Chapter 10

Sofia

The sun that filtered through the sheet tacked over the window wasn't the golden, diffused light I was used to in my penthouse bedroom. It was gray, watery, and illuminated every dust mote dancing in the frigid air of Liam’s apartment.

I stared at a water stain on the ceiling that looked vaguely like the state of Florida.

I was lying on a mattress on the floor. The sheets were scratchy cotton, probably bought in a three-pack at a discount store. The pillow was flat. The air smelled of old motor oil, stale pizza, and the distinct, musky scent of sex.

It was the most beautiful room I had ever been in.

I turned my head slowly, careful not to shift the thin wool blanket covering us.

Liam was asleep.

Seeing The Wall asleep was like seeing a lion in a coma.

It felt illegal. His face, usually set in a mask of stoic intimidation, was relaxed.

His lips were slightly parted, his breathing deep and rhythmic.

The dark stubble on his jaw looked rougher in the daylight, and his hair was a chaotic mess of black waves plastered to his forehead.

I traced the line of his shoulder with my eyes. He was massive. Even in sleep, he took up so much space. His arm was thrown over his eyes, shielding them from the light, exposing the thick cord of muscle in his bicep and the geometric mountain tattoo that wrapped around his forearm.

My gaze traveled lower. The blanket had slipped down to his waist. His chest was a landscape of scars and bruises—tokens of the violence he endured for a game that might not even love him back.

And then, lower still.

I felt a flush heat my skin, starting at my toes and racing up to my hairline.

Last night.

The memories hit me in a fragmented, visceral slideshow. The way he looked at me in the chair. The feeling of being filled. The sound of his voice—rough, broken, praising—in my ear.

Good girl.

I shivered, pulling the scratchy blanket up to my chin.

I had given him everything. My virginity. My secrets. My pride.

I waited for the regret to set in. That’s what they tell you in the movies, right? The morning after is supposed to be awkward. You’re supposed to scramble for your clothes, feeling exposed and cheap.

But I didn't feel cheap. I felt... anchored.

For twenty-one years, I had felt like a helium balloon with a cut string—floating aimlessly, terrified of drifting away into nothingness. Liam Vanner had reached up, grabbed the string, and tied it to his wrist.

But then, my eyes drifted to the corner of the room. His hockey bag sat there, bulging and ominous.

The Draft. May. Paris.

The anchor wasn't permanent. It was on a timer.
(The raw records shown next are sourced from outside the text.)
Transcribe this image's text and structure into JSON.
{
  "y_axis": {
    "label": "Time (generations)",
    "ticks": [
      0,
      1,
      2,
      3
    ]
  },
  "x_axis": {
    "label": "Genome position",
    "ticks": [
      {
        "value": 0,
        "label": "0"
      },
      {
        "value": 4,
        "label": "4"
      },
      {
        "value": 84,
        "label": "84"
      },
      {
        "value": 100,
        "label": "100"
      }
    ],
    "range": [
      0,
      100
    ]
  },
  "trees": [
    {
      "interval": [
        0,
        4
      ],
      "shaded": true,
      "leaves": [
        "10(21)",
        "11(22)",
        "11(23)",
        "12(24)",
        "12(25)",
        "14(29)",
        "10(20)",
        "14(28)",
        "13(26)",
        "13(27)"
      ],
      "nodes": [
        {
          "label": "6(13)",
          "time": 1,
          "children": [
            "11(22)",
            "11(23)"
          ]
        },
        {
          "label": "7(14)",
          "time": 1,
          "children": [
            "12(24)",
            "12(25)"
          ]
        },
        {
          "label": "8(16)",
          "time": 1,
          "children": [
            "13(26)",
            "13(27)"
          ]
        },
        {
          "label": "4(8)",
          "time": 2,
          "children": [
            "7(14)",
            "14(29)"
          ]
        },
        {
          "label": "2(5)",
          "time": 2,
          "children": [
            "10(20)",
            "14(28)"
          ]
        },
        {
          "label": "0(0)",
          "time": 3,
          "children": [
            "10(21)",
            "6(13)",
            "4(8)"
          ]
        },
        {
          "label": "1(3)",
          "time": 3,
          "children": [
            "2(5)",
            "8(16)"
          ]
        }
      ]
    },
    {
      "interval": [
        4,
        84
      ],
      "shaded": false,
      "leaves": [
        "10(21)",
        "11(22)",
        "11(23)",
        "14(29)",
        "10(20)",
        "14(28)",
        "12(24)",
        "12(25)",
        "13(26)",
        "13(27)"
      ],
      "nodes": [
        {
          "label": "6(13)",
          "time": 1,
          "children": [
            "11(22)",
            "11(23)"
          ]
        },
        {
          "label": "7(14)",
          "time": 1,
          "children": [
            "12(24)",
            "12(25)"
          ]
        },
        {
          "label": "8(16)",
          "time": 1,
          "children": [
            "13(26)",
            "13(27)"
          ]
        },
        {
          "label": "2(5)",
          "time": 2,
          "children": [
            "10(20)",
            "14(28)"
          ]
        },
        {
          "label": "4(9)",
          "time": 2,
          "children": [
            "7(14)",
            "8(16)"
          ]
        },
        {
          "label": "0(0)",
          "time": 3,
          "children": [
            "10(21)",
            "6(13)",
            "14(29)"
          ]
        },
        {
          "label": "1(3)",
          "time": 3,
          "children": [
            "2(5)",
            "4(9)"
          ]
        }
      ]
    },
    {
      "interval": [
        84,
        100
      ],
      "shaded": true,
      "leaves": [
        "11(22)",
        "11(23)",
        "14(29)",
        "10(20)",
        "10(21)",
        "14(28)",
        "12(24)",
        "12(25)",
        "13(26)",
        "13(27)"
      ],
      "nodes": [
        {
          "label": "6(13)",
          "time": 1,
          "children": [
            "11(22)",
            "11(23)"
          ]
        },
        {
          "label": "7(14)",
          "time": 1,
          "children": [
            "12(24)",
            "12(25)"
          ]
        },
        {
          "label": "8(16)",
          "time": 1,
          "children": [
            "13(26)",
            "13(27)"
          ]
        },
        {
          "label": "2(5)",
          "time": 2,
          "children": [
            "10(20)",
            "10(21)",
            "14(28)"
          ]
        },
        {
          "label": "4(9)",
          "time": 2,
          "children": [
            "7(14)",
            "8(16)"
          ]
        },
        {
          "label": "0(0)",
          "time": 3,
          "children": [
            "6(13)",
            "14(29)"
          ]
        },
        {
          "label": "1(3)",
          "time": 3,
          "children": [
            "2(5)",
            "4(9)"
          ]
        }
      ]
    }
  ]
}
He groaned, shifting in his sleep. His face contorted in a grimace before he even opened his eyes. His hand went instinctively to his left knee beneath the covers.

"Liam?" I whispered.

One gray eye cracked open. He looked disoriented for a second, staring at me like he couldn't figure out why the Heiress to the Thorne Fortune was on his floor.

Then, the memory landed. His eye softened.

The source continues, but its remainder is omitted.